Last year, a rare disease advocacy group in Europe released a report that reflected how patients feel about sharing their data. Many said they were willing to share their info, but wanted to know it was being handled properly and not shared beyond what they approved.
Half of the respondents worried about unauthorized third parties getting their data. About 1,000 patients surveyed (47%) said they are concerned that an organization could use their data in a context different from the purpose for which it was originally collected. About a third worried their collected data could lead to discrimination, for instance, with a prospective employer. Patients also want to be kept informed about the projects they’ve given their data to, the study found.
Similarly, in 2019, the Kaiser Family Foundation found patients in the United States were also concerned about their medical data, especially with wide usage of electronic health records. Just more than half said they were worried about this electronic information falling into the wrong hands.
In the U.S., patient data is protected by HIPAA (Health Insurance Portability and Accountability Act). Healthlit.gov spells out these rules that patients encounter every time they visit a doctor’s office or hospital.
Established systems, processes and organizational structure protect data privacy at CSL, the company’s Chief Risk Officer Karen Neave said.
“At CSL, the protection of data is of paramount importance, and we have a dedicated Privacy and Data Protection function within our broader Business Integrity and Risk function, that is focused on ensuring the organization has the governance, systems and processes in place to protect patient data, along with all other personal data held at CSL,” she said.
“By protecting patient data, CSL delivers on one of its core values – integrity,” said Sarah McHenry, CSL’s Privacy and Data Protection Global Lead.

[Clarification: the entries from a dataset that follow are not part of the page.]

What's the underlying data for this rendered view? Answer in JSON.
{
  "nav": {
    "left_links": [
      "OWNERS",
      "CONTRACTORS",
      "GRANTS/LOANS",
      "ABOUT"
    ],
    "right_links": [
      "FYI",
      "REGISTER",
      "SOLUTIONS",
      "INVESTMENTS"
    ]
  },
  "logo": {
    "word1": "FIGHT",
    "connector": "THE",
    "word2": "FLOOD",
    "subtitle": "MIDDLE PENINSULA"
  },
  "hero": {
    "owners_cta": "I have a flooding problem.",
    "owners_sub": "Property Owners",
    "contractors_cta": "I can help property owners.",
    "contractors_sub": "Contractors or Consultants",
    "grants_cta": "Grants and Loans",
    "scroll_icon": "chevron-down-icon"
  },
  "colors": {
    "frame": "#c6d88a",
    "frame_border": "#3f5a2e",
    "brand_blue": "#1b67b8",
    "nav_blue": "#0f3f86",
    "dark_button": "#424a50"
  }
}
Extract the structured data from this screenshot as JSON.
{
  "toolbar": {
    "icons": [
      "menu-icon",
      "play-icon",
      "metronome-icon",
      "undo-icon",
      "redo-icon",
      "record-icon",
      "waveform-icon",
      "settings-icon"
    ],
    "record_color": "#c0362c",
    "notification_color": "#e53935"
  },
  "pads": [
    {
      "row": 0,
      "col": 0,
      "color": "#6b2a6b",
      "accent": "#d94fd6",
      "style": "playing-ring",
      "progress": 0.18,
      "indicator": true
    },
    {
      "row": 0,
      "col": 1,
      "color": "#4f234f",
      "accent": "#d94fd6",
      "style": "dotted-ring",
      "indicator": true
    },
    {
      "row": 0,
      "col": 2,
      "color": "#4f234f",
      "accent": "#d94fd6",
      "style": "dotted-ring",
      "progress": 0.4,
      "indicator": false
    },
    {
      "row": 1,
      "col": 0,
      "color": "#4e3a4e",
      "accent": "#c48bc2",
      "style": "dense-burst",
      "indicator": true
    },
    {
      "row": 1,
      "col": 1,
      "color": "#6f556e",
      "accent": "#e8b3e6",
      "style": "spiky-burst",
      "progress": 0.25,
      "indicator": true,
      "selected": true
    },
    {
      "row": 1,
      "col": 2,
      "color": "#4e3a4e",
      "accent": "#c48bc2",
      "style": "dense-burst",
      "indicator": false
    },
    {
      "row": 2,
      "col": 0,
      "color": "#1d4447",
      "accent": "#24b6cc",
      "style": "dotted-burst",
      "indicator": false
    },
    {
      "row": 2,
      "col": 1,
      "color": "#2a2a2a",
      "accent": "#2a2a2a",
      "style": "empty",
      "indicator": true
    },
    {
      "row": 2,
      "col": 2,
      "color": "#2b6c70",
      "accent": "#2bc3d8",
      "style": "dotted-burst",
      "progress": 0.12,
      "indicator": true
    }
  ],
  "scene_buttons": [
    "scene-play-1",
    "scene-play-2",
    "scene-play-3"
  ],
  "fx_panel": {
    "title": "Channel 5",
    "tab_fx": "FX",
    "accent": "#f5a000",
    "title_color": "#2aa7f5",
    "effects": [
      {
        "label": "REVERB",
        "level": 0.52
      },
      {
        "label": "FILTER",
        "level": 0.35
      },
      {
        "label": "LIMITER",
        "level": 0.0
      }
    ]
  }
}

CSL Behring’s Deirdre BeVard sees data privacy as an important element when building trusting, respectful relationships with patients, viewing patients as partners. We recently asked BeVard, who is Senior Vice President of R&D Strategic Operations, about trends in data privacy. Here’s what she said.
How do you see this conversation evolving to balance the need for patient privacy with the need for data to spur innovation?
I think the conversation around data sharing will only grow stronger and the balance of protecting one’s privacy and sharing for a greater purpose will continue to be a challenge. With that said, you see from the work done by EURORDIS, and many other surveys, that there is a strong willingness on the part of patients to share their data, especially if it could lead to better treatments for them and patients like them.
I read an interview with Dr. David Fajgenbaum from a live session held during the J.P. Morgan Healthcare Conference. His story of being diagnosed with Castleman Disease and making it his mission to search for a treatment is inspiring. He talks about how the patients were integral to his research. Their samples and data were “kind of held hostage” by their treating physician. Having the patients allow researchers to access the data and samples was key to advancing the work they were doing. Had that not happened, their efforts would have stalled.
He also speaks about collaboration among physicians and healthcare providers to share their experiences and ideas for how to treat these rare diseases and how to advance new research ideas. Patient groups may do this on their own, with the health care community, with industry or all of the above. It’s exciting and empowering to consider how responsible and respectful data sharing can advance medical research. It is how collaboration can turn hope for a treatment into action to find one.